Las actuales protestas comenzaron a
principios de febrero, cuando estudiantes universitarios del Estado de Táchira
se congregaron para exigir mayor seguridad pública. Las protestas se propagaron
rápidamente por el país, y a las demandas iniciales se fueron sumando otras,
como críticas a la inflación y al desabastecimiento. Poco después se sumaron
también miembros de la oposición política venezolana, cuyo candidato moderado,
Henrique Capriles, casi había conseguido derrotar a Maduro en los comicios de
abril pasado. El posterior intento de Capriles por convertir las elecciones
regionales de diciembre en un referendo sobre la continuidad de Maduro fracasó,
y los candidatos oficialistas finalmente se impusieron. Luego, varios de los
líderes más combativos de la oposición llamaron a sus simpatizantes a
participar en las marchas y declararon que no abandonarían la protesta hasta
conseguir “la salida”, o sea, que Maduro dejara de ser presidente.

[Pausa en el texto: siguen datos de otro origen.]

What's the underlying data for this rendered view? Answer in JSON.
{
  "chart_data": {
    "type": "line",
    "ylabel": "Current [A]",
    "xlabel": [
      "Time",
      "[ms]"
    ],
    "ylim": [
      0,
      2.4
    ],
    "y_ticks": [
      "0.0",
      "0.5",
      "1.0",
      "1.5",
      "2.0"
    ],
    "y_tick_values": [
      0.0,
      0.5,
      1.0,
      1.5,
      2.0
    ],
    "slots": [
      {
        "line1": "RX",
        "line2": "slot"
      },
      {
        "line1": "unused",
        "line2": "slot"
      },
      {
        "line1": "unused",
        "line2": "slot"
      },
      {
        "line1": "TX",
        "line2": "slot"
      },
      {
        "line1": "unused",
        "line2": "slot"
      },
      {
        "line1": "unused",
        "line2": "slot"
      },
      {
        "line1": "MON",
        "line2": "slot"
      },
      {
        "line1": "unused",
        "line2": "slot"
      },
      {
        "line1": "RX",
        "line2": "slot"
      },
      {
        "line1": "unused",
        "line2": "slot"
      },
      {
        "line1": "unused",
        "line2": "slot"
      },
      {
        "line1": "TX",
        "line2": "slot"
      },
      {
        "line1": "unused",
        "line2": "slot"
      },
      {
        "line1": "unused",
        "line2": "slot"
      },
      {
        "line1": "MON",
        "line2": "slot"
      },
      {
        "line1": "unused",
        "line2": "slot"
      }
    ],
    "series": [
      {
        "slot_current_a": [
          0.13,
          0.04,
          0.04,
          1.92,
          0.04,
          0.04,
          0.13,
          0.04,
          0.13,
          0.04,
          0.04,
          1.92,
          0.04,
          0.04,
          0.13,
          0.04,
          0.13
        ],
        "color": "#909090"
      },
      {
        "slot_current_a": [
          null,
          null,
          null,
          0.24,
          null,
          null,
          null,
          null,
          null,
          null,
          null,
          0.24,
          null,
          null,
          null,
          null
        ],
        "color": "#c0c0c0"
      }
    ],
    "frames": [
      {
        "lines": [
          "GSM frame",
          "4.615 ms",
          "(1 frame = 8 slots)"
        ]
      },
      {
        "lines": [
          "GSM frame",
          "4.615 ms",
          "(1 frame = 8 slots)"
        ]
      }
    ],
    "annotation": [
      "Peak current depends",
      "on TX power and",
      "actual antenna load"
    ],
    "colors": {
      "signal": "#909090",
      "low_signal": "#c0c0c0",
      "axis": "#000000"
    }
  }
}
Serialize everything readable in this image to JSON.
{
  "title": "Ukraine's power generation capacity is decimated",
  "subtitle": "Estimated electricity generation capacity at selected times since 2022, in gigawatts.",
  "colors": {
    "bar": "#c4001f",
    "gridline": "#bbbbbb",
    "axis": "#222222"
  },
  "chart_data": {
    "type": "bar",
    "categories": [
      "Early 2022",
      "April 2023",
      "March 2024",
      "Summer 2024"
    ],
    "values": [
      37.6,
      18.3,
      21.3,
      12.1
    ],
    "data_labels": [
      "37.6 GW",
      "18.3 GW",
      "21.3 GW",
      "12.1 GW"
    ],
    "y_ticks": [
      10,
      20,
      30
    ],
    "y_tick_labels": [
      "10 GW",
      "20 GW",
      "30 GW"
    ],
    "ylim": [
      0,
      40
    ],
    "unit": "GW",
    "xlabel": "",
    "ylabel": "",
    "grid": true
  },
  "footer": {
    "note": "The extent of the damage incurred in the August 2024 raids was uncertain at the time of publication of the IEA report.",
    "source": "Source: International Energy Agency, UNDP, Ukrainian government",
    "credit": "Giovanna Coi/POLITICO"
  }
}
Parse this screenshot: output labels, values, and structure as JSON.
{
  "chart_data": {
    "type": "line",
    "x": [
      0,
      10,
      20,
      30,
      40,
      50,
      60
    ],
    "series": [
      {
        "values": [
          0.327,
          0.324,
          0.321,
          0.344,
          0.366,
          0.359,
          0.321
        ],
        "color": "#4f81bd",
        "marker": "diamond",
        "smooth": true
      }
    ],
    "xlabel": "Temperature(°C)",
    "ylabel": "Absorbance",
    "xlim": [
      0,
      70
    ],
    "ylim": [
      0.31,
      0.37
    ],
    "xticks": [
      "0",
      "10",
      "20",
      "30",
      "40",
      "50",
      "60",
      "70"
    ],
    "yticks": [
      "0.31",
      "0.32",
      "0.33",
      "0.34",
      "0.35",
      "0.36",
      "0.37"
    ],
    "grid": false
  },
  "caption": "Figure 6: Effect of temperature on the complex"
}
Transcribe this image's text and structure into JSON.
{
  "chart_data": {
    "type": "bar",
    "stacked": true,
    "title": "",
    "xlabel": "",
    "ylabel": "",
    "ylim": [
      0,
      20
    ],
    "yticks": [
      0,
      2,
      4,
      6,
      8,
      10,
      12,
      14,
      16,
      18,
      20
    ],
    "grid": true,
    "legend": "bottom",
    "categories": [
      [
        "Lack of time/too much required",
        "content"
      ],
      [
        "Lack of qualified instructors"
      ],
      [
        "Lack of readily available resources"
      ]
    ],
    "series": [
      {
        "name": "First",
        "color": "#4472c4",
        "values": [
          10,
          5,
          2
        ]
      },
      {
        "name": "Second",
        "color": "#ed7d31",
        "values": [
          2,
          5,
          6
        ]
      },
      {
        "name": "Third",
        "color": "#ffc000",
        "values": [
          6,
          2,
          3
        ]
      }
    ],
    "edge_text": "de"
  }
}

El 12 de febrero, Caracas fue
escenario de sucesos violentos en los que algunos manifestantes arrojaron
piedras y miembros de las fuerzas de seguridad dispararon municiones. Tres
personas murieron a causa de los disparos, incluidos dos manifestantes y un
partidario del Gobierno, lo cual suscitó una nueva ola de protestas en más de
20 ciudades. Si bien la mayoría de las protestas se han desarrollado
pacíficamente, en muchos lugares los manifestantes han instalado barricadas, y
algunos han lanzado piedras y cócteles Molotov. Las fuerzas de seguridad fueron
movilizadas para contener las manifestaciones, y hay numerosas acusaciones de
abusos, incluidos casos en que se abrió fuego contra manifestantes que no
estaban armados y de personas que sufrieron palizas mientras permanecieron
detenidas. Bandas de civiles armados afines al Gobierno han circulado en
motocicletas por distintas ciudades y han atacado a manifestantes e infundido
temor para evitar que nuevas personas se sumaran a las protestas. Gran cantidad
de personas han resultado heridas y más de 30 han perdido la vida, incluidos
civiles, policías y miembros de la Guardia Nacional.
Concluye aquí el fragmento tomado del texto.